Urinary stones are known since the ancient times and represent an issue during the life of a percentage of the population. The majority of the patients experience urinary stones as pain called renal colic. This particular pain is associated with the presence of stones in the kidney or ureter. The stones of the kidney and ureteres are a unique urologic problem because of significant complications other than pain that could potentially threaten patient’s life. In particular, the presence of large stones in the kidney or ureters can lead to chronic renal failure and the development of severe urinary tract infection and urosepsis.
Important parameters in the management of ureteral stones are the size, number of stones and their composition. Stones measuring up to 1cm in diameter are frequently expelled automatically. Medication can also accelerate the elimination of ureteral stones and can be administered to patients without contraindications. Depending on the composition of the stone, oral treatment can be administered aiming to the solution of the stone. Extracorporeal shock wave lithotripsy could also be considered for the management of ureteral stones.
Stones in the ureter in addition to conservative monitoring and medication can be treated in different ways according to specific indications:
⇒ Extracorporeal shock wave lithotripsy: The majority of patients have an indication for extracorporeal lithotripsy. But the success of the method depends on many factors including the size, location, composition and hardness of the stone. In addition, patient’s body type plays an important role (i.e obesity). During extracorporeal lithotripsy, the patient lies on a device called Lithotripter. Fluoroscopy is used to identify and target the stone. Ultrasonic waves are emitted from the device and fragment the stone. Therefore, the above procedure is minimally invasive.

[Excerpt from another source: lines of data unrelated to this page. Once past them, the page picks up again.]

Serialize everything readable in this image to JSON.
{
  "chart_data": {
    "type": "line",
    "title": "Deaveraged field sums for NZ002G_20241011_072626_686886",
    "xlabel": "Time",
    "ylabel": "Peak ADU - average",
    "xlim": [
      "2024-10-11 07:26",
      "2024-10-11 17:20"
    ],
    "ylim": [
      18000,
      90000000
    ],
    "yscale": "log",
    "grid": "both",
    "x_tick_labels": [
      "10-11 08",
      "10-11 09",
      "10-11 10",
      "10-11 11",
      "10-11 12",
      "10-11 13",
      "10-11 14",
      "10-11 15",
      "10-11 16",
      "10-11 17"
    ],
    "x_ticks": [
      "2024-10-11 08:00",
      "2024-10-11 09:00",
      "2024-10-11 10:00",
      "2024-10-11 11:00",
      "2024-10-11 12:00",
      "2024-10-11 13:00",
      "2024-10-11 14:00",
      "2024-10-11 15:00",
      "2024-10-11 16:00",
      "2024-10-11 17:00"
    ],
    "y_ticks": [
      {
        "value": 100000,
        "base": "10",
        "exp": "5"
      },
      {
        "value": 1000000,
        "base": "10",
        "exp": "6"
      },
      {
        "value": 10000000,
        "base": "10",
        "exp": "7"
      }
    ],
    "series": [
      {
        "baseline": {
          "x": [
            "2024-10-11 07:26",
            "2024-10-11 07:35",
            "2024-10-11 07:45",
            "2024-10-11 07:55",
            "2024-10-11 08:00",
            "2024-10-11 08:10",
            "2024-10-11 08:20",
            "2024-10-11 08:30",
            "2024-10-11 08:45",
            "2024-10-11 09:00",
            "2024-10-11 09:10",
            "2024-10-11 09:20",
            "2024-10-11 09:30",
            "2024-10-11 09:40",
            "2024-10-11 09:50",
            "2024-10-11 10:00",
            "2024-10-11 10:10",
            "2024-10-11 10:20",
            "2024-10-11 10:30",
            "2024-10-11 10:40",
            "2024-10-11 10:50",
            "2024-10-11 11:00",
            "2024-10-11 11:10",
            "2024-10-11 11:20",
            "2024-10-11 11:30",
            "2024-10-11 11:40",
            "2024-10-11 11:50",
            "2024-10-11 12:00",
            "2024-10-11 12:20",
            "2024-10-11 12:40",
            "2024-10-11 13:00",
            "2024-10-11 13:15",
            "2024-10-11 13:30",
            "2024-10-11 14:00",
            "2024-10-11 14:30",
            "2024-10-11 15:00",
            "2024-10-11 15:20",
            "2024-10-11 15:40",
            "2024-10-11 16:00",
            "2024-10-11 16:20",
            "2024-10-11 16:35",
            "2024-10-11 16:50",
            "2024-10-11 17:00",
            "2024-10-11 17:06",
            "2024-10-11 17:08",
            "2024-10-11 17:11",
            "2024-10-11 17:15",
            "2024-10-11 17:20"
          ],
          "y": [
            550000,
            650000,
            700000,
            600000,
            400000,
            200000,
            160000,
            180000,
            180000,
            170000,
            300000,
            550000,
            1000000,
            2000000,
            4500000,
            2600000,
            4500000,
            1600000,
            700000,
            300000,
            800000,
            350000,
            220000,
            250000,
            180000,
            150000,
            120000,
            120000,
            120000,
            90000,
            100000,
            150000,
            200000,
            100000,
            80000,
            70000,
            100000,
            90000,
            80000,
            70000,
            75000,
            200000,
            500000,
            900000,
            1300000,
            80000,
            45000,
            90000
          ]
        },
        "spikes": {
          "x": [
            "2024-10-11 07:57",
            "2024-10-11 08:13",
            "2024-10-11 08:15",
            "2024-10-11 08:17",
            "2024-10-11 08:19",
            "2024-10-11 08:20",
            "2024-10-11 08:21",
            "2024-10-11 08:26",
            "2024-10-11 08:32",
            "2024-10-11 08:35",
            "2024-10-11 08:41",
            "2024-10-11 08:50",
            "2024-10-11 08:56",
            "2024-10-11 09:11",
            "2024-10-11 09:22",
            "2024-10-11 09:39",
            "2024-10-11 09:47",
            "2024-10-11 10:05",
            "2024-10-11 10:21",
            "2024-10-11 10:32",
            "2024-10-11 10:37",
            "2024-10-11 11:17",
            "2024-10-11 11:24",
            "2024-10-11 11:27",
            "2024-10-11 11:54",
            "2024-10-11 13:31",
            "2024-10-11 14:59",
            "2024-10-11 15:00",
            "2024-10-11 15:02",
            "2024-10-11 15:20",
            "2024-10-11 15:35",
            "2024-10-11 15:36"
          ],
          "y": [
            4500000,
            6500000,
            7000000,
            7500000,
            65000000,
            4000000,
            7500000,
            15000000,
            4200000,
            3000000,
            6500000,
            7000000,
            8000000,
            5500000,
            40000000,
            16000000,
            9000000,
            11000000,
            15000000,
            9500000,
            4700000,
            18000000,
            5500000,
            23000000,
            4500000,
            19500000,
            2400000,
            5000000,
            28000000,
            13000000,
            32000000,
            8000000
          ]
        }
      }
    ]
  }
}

⇒ Endoscopic lithotripsy: This method is performed by the introduction of a tool called ureteroscope through the urethra and bladder into the ureter. The stones are identified and fragmented using a laser lithotripsy device.
The fragments are removed by using a special endoscopic basket.
It is worth noting that there are two types of ureteroscopes depending on the flexibility of the instrument. These types include the rigid and flexible ureteroscopes. The flexible ureteroscope can also be used to treat kidney stones. The use of ureteroscope by an experienced urologist gives a solution to many problems with minimal burden to the health of the patient. Stones that have failed conservative or extracorporeal lithotripsy treatment are prime indications for endoscopic lithotripsy. Practically, any ureteral stone (and kidney stone) may be treated with this method.
• Postoperative course
The patient is dismissed from the hospital the next days after surgery. In 2-3 weeks returns for the removal of an internal tube (double-J ureteral catheter). The removal procedure is done under local anesthesia, lasts 3 minutes and is not painful.
The main postoperative complications are hematuria and urinary tract infection leading to prolonged hospitalization.